Tensions between Ethiopia and Egypt over a highly controversial dam on the Blue Nile are expected to rise over the next few months as the rainy season marks the next phase in filling the reservoir.
The dispute already represents one of the world’s most serious diplomatic conundrums at a time when climate change is making water scarcity a more critical issue. Adding to the complexity, the conflict is likely to become emblematic of ongoing shifts away from a US-dominated unipolar world order.
That transition is expected to witness the emergence of China in regions vacated or neglected by the US and the emergence of regional multilateral groupings that will manage collective regional security.
In February, Ethiopia began generating electricity from the Grand Ethiopian Renaissance Dam (GERD), despite protests downstream from Egypt and Sudan.
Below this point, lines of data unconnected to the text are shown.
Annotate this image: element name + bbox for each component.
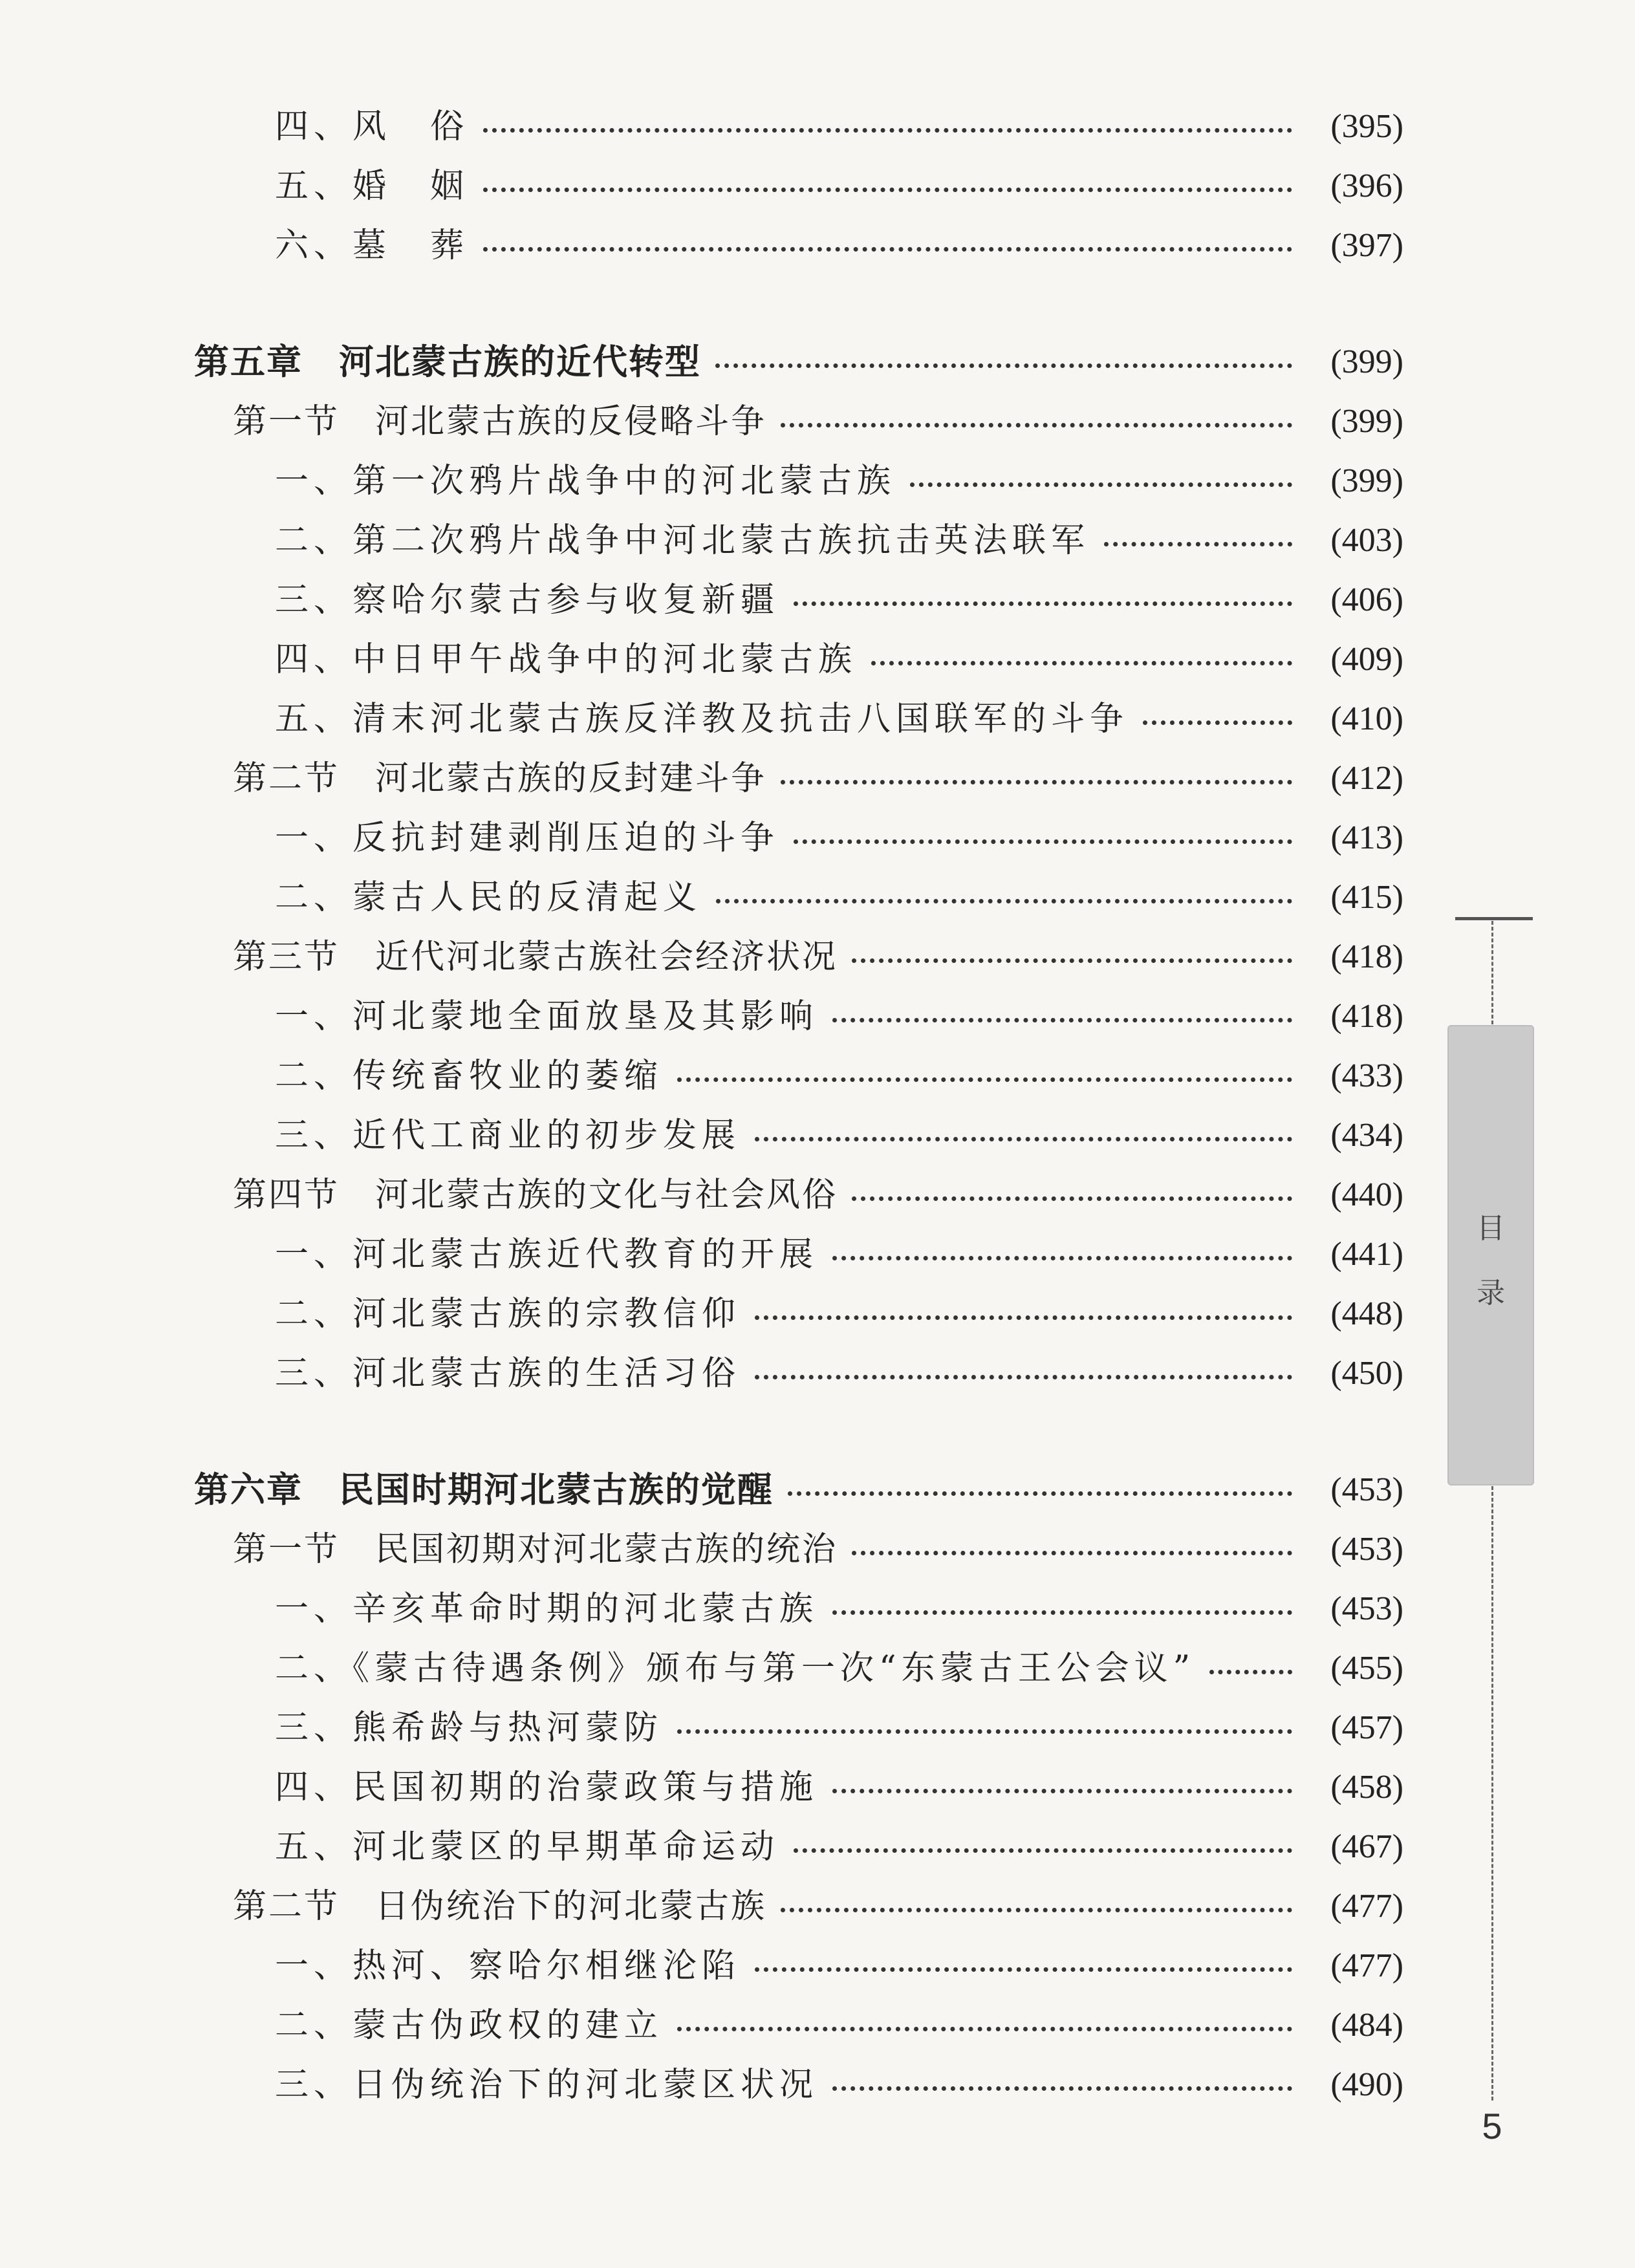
- toc-item: 三、察哈尔蒙古参与收复新疆 (406): [275, 581, 1403, 620]
- tab-divider-line: [1455, 917, 1533, 920]
- toc-item: 四、中日甲午战争中的河北蒙古族 (409): [275, 640, 1403, 679]
- toc-item: 一、辛亥革命时期的河北蒙古族 (453): [275, 1590, 1403, 1628]
- table-of-contents: [194, 97, 1403, 2115]
- tab-dashed-line-bottom: [1491, 1486, 1493, 2101]
- toc-item: 三、近代工商业的初步发展 (434): [275, 1116, 1403, 1155]
- toc-item: 二、《蒙古待遇条例》颁布与第一次“东蒙古王公会议” (455): [275, 1649, 1403, 1688]
- toc-item: 二、第二次鸦片战争中河北蒙古族抗击英法联军 (403): [275, 521, 1403, 560]
- toc-item: 三、熊希龄与热河蒙防 (457): [275, 1709, 1403, 1747]
- section-heading: 第三节 近代河北蒙古族社会经济状况 (418): [233, 938, 1403, 977]
- section-heading: 第二节 日伪统治下的河北蒙古族 (477): [233, 1887, 1403, 1926]
- toc-item: 二、传统畜牧业的萎缩 (433): [275, 1057, 1403, 1096]
- toc-item: 一、河北蒙古族近代教育的开展 (441): [275, 1235, 1403, 1274]
- toc-item: 一、热河、察哈尔相继沦陷 (477): [275, 1947, 1403, 1985]
- toc-item: 一、反抗封建剥削压迫的斗争 (413): [275, 819, 1403, 858]
- chapter-heading: 第五章 河北蒙古族的近代转型 (399): [194, 341, 1403, 382]
- toc-item: 一、河北蒙地全面放垦及其影响 (418): [275, 997, 1403, 1036]
- page-number: 5: [1482, 2106, 1502, 2146]
- toc-item: 三、河北蒙古族的生活习俗 (450): [275, 1354, 1403, 1393]
- section-tab-label: [1447, 1196, 1534, 1326]
- toc-item: 二、蒙古人民的反清起义 (415): [275, 878, 1403, 917]
- toc-item: 五、清末河北蒙古族反洋教及抗击八国联军的斗争 (410): [275, 700, 1403, 739]
- tab-char-1: 目: [1477, 1212, 1505, 1245]
- toc-item: 二、河北蒙古族的宗教信仰 (448): [275, 1295, 1403, 1334]
- chapter-heading: 第六章 民国时期河北蒙古族的觉醒 (453): [194, 1469, 1403, 1510]
- section-heading: 第一节 民国初期对河北蒙古族的统治 (453): [233, 1530, 1403, 1569]
- toc-item: 五、河北蒙区的早期革命运动 (467): [275, 1828, 1403, 1866]
- section-heading: 第二节 河北蒙古族的反封建斗争 (412): [233, 759, 1403, 798]
- section-heading: 第四节 河北蒙古族的文化与社会风俗 (440): [233, 1176, 1403, 1215]
- toc-item: 四、风 俗 (395): [275, 107, 1403, 146]
- tab-dashed-line-top: [1491, 921, 1493, 1024]
- toc-item: 三、日伪统治下的河北蒙区状况 (490): [275, 2066, 1403, 2104]
- section-heading: 第一节 河北蒙古族的反侵略斗争 (399): [233, 402, 1403, 441]
- toc-item: 一、第一次鸦片战争中的河北蒙古族 (399): [275, 462, 1403, 501]
- toc-item: 二、蒙古伪政权的建立 (484): [275, 2006, 1403, 2045]
- toc-item: 五、婚 姻 (396): [275, 167, 1403, 206]
- tab-char-2: 录: [1477, 1277, 1505, 1310]
- toc-item: 四、民国初期的治蒙政策与措施 (458): [275, 1768, 1403, 1807]
- toc-item: 六、墓 葬 (397): [275, 226, 1403, 265]
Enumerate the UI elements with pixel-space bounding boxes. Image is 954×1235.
The dam is a flagship project for Ethiopian Prime Minister Abiy Ahmed, who needs the project to come to fruition now more than ever.
As he is reeling from a damaging civil war in Tigray and a faltering economy, the dam will allow Abiy to whip up nationalist sentiment. Meanwhile, Egyptian President Abdel Fattah el-Sisi faces political turbulence in the months ahead due to Egypt’s economy being particularly exposed to the global repercussions of the Ukraine war.
Having framed the dam as an existential threat to Egypt, its completion by Ethiopia carries high political costs for Sisi. Yet neither he nor Abiy can afford to go to war over the issue.
Ethiopia has faced strident criticism and sanctions from the US over the Tigray conflict, and Addis Ababa believes Washington has favored the Egyptian position on the dam. As a result, the US is no longer considered a neutral arbiter, at least by Ethiopia.
Furthermore, US President Joe Biden’s administration is far too distracted by Russia’s invasion of Ukraine and by China to pay attention to rising tensions between Egypt and Ethiopia. It would be happy to outsource the problem to its allies in the Persian Gulf region, which maintain good relations with Khartoum, Cairo, and Addis Ababa.
Yet the lack of active involvement by the US is another sign of its waning global influence and a harbinger of the eventual transition away from a world dominated by one superpower.
This month, the Biden administration’s special envoy for the Horn of Africa announced his resignation a mere three months after assuming his position. His predecessor too resigned after less than a year on the job. This is a further sign of drift in US foreign policy, particularly in this region.
Thus far, Biden’s administration has taken a position on the dam that is sympathetic to Cairo. It is unlikely to adopt a more neutral position because the US is keen for Egypt to export gas to Europe in light of American and European Union efforts to cut Russian gas imports. The drawdown of American influence on the Nile dam dispute paves the way for a more significant Chinese involvement in the issue and the broader region.
China has funded the dam and has considerable commercial investments in Ethiopia and security-related assets in the Horn of Africa. It also backs the regime of Abdel Fattah al-Burhan in Sudan. It is a crucial investor in Egypt’s New Administrative Capital project, in which Sisi has invested considerable political capital. Beijing, along with Moscow, has repeatedly used its veto power at the UN Security Council to prevent harsh condemnation of Ethiopia’s conduct in the Tigray war.
China is likely to step up efforts to bring Cairo, Khartoum and Addis Ababa to the negotiating table. As a result, it is expected to emerge as a critical power in the Horn of Africa region and increase its influence in Egypt and the Gulf Cooperation Council (GCC).
Indeed, just as the Biden administration flounders on its foreign policy toward the Horn of Africa, China’s recently appointed special envoy to the region toured several countries there in March and announced that Beijing would host a peace conference dedicated to the region this year.
Rising tensions over the dam in the context of a waning American presence will allow regional states to seek closer integration on security matters. Without an immediate solution to the dam issue, Egypt is likely to pursue tighter integration with Sudan to present a united front against Ethiopia.
This also works to benefit Burhan’s regime in Khartoum, particularly since the coup last year that overthrew the civilian-led transitional government. Last week, Burhan visited Cairo and the two countries agreed to coordinate on Ethiopia’s dam. Burhan’s government could benefit from the technical expertise and collaboration promised by Cairo during his visit.
By extension, GCC states and Israel are likely to extend support to Sudan and use Khartoum’s relations with Addis Ababa to help mediate a solution to the dam conflict. The GCC could become a valuable interlocutor for China as Beijing chooses to ensure the successful completion of its Belt and Road projects in the Horn of Africa and the larger Middle East. In this way, China could replace or rival the US as a significant power in the region.
The dam issue, then, will not only be a marker of a move away from a US-dominated world but will be an important test case for China’s superpower ambitions.